If you watched the Maryland-Miami game, you might know the Maryland quarterback’s name, or maybe their running back. That’s probably it. But you definitely know about their uniforms. You probably remember there are 32 different combinations, all featuring some variation of the Maryland flag design and color scheme.
In college football, players come and go. Maryland’s quarterback, Danny O’Brien, started as a true freshman, so at best he will be on the team for four years. If they can’t find a solid replacement (and since its Maryland, they probably won’t) then the team will go back to being bottom-feeders of the ACC, a weak football conference to begin with.
If players and on-field success offer temporary reprieves of failure, outrageous uniforms can be a constant draw. It sounds silly, because it is. Come and see our team wear really ugly and flashy clothing! But, if the first game is any indication, it’s going to work. More people—celebrities and coworkers alike—talked about Maryland football this week than my entire four years of undergrad. (That includes the game we crushed Matt Ryan and #3 Boston College at home.) The discourse about Maryland jerseys resembled a shocking wardrobe at the Oscars or VMA’s. At least no Maryland player ran onto the field in drag.
Is the drastic increase in Maryland football awareness really that shocking, though? By definition, there are good teams every year, and some of those teams will be surprises.

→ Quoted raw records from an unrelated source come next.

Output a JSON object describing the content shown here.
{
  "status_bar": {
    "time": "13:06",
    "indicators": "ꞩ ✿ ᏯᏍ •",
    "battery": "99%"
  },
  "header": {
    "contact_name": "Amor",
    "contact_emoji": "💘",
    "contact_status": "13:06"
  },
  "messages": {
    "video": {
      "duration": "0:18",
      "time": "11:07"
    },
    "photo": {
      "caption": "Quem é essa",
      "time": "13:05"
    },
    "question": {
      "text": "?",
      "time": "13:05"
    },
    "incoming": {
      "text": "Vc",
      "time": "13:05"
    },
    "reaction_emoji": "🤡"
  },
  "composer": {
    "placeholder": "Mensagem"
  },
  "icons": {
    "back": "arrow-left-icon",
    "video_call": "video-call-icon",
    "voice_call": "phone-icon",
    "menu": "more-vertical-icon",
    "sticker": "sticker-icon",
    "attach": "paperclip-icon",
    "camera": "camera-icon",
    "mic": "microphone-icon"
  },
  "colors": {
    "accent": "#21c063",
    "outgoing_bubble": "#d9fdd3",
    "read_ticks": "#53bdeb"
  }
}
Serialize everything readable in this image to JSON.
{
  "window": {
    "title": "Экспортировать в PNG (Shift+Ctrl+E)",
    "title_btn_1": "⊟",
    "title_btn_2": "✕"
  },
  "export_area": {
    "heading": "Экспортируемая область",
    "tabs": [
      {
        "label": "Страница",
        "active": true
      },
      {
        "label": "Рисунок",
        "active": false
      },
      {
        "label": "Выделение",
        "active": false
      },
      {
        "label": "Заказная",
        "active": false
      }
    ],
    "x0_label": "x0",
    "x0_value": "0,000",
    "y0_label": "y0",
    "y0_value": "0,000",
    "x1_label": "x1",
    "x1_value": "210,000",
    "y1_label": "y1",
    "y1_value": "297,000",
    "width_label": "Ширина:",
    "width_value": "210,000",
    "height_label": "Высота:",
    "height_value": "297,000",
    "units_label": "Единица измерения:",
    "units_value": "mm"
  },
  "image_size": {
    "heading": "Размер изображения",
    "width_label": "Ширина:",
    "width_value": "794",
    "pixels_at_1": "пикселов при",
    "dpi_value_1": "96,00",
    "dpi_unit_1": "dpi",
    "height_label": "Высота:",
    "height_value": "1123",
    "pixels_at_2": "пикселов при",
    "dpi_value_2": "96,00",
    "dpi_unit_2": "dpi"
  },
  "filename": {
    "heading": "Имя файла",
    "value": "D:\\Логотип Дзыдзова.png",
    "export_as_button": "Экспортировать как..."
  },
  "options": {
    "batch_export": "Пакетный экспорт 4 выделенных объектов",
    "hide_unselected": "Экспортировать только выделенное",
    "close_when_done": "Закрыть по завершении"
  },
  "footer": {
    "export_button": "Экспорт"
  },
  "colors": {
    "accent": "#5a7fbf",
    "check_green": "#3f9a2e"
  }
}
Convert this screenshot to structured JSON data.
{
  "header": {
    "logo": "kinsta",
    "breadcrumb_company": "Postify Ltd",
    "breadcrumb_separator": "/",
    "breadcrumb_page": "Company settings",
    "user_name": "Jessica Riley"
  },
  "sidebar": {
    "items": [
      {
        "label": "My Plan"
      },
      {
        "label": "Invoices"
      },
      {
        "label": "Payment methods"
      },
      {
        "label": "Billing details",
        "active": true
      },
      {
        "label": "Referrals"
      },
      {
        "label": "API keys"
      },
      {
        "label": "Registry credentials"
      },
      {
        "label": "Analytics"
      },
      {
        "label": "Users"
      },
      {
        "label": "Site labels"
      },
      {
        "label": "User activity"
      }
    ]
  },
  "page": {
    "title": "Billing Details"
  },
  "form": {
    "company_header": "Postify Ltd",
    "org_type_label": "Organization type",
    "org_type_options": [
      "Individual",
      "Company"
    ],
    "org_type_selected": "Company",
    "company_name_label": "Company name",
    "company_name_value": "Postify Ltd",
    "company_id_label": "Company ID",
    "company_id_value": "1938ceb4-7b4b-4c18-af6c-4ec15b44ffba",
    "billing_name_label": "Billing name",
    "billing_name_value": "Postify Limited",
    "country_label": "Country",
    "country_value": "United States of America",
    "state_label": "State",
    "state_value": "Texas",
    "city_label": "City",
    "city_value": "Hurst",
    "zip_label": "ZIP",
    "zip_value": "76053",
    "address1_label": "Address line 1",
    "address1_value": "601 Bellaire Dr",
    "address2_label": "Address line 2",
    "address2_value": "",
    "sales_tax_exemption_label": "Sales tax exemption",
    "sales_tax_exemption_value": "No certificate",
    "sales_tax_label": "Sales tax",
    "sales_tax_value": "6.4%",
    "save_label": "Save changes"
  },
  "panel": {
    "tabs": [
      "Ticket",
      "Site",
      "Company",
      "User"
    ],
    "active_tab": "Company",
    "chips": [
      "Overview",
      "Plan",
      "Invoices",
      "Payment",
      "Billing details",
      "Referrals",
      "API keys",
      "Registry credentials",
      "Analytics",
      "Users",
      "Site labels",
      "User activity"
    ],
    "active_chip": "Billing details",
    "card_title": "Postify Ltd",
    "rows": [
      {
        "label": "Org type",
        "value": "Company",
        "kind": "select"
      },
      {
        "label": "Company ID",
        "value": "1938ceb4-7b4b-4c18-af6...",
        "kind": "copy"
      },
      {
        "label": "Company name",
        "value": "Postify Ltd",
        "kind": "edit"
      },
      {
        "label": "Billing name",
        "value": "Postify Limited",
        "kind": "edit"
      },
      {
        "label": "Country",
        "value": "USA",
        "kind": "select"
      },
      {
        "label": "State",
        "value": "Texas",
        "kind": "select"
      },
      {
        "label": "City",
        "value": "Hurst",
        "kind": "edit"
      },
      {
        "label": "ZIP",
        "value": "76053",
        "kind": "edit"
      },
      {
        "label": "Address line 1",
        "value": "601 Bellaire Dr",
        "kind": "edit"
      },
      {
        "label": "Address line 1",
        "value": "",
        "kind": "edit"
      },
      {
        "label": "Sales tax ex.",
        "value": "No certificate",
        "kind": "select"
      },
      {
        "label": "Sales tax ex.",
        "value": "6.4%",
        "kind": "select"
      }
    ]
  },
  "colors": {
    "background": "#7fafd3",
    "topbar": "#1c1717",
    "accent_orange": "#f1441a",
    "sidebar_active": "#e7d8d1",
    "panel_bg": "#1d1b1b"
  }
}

If Maryland were as successful on the field as logically possible, they would win the Orange Bowl (playing in the ACC, their schedule isn’t difficult enough to make the BCS Championship). Kevin Anderson would roll around in a modest pile of cash, and then they would have to start all over the next season, necessarily failing to reach the heights of the previous campaign. For Maryland football, success is a guarantee for future failure.
Conversely, there are almost infinite jersey and color combinations. Surely, with the marketing army of Under Armour imagining the designs, Maryland has a superior advantage in uniforms than any on-field skill set. To put it in economic terms, Maryland has a comparative advantage in ridiculous uniforms. If there was a Ridiculous Uniforms Bowl, Maryland would play Oregon every year. Also, if that bowl game did exist, would you watch it?
I now realize why I wore my orange pants in elementary school. Nobody knew me, I didn’t have any spectacular skills or draws, and I didn’t eat worms or play sports very well. There was nothing particularly noteworthy about me that would make me fast friends. So I wore my orange pants. If I wore the orange pants, other kids were more likely to talk to me.
One of those kids is still my friend to this day, and periodically asks what could have possibly possessed me to wear them. I say I don’t know, but of course I do. If I didn’t wear those orange pants, would he ever have talked to me to begin with?